Shanghai, April 7 (Gasgoo.com) SAIC Motor Corp expects its India joint venture with General Motors to generate profits within three years by selling low-cost small cars, Reuters reported today, citing the Chinese auto giant's chairman.
The Indian car market will grow to 5 million units a year in five years from 2 million now, and was SAIC's most important market outside China, SAIC Chairman Hu Maoyuan said today in an interview in Taipei where he is accompanying the mayor of Shanghai on a visit.
"We want to build a stable base there, then we can compete in the whole of southeast Asia," Hu told Reuters, adding that SAIC will increase capital at its China auto financing venture with GM by some 50% to 3 billion yuan ($440 mln). He sees at least 10% growth in China's auto market this year.

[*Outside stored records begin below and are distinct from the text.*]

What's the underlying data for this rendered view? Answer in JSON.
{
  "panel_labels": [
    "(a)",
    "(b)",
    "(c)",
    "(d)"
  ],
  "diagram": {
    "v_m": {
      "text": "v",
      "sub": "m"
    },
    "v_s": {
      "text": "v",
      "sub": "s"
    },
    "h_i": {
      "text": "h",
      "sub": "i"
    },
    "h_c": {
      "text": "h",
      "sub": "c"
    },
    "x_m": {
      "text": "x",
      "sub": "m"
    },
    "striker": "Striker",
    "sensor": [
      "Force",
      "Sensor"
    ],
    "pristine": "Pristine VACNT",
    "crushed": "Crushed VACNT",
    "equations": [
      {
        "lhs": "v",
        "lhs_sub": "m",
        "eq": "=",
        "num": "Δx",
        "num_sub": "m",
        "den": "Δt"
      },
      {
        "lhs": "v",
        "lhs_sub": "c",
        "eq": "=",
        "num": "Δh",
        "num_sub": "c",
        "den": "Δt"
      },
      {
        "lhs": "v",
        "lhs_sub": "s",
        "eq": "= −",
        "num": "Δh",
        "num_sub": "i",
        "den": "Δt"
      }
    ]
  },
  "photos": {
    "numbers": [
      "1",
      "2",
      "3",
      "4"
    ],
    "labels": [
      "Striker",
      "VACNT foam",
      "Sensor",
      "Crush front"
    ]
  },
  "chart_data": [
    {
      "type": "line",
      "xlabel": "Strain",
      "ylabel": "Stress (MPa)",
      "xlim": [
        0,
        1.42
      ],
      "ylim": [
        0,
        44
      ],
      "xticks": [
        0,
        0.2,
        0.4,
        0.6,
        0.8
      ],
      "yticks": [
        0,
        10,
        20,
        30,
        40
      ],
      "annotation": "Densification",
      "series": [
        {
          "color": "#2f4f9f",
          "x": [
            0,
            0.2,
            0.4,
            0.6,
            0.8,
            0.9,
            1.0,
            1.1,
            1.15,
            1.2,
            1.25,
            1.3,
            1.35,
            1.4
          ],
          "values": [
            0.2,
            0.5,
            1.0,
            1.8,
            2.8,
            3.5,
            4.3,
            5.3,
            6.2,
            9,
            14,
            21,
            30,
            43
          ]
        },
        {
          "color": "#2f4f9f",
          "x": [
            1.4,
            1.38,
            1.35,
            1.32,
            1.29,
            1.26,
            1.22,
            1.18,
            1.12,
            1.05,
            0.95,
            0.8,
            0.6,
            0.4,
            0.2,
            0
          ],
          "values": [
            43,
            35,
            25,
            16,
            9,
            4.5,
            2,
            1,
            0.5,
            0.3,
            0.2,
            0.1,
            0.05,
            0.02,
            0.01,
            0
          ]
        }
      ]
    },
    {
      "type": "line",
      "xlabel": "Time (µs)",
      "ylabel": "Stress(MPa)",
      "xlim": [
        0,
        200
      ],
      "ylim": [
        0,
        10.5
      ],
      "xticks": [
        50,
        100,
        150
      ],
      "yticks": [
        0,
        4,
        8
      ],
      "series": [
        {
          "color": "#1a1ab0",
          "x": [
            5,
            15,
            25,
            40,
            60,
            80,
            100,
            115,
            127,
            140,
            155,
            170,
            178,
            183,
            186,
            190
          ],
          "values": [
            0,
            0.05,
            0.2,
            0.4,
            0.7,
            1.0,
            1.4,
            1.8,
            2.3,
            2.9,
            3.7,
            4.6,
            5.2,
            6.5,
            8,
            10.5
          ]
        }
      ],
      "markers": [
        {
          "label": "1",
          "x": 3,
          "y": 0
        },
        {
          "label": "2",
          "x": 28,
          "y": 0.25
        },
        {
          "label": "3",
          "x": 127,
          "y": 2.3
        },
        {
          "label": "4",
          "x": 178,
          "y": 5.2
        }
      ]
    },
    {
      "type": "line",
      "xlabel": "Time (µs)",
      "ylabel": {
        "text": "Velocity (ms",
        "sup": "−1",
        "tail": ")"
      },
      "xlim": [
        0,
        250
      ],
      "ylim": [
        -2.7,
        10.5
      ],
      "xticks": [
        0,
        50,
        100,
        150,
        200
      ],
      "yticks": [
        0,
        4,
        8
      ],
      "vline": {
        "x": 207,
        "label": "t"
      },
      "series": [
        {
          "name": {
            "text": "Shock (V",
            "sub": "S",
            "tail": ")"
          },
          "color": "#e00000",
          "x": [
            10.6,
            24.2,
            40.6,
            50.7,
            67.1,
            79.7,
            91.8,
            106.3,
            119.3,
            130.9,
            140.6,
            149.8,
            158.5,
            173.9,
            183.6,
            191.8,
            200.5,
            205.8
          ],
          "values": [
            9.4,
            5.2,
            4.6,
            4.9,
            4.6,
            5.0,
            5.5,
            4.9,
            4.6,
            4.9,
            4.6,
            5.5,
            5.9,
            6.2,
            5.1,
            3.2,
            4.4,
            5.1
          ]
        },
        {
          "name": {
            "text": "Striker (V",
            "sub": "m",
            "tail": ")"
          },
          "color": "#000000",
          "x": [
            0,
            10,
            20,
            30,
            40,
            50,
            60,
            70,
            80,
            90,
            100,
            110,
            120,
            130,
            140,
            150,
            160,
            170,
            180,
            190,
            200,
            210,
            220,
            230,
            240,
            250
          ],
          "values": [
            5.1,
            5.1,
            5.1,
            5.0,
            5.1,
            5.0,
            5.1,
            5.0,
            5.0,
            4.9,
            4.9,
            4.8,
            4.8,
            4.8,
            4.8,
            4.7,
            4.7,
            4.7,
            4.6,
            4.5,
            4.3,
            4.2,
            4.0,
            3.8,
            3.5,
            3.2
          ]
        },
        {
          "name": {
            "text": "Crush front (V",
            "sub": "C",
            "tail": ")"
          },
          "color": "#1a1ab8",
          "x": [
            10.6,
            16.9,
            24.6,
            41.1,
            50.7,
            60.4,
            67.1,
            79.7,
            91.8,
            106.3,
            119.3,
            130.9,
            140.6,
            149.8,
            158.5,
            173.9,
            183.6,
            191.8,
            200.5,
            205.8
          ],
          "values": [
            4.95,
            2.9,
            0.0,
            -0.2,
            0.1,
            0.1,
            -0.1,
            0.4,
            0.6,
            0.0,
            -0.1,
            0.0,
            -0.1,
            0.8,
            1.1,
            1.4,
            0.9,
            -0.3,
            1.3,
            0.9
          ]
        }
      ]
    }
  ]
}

SAIC, China's largest automaker, runs vehicle manufacturing ventures with General Motors and Volkswagen AG. Its net profit for 2009 jumped 900%, reaching a record of 6.6 bln yuan. Its sales goal for this year is to exceed 3 million vehicles, up from 2.72 million units in 2009.
SAIC has become a major shareholder of GM's Indian unit. This year, the SAIC-GM India venture will release light commercial vehicles (LCVs) produced by the new joint venture, and will also launch the electric version of GM's small car Spark by the year end.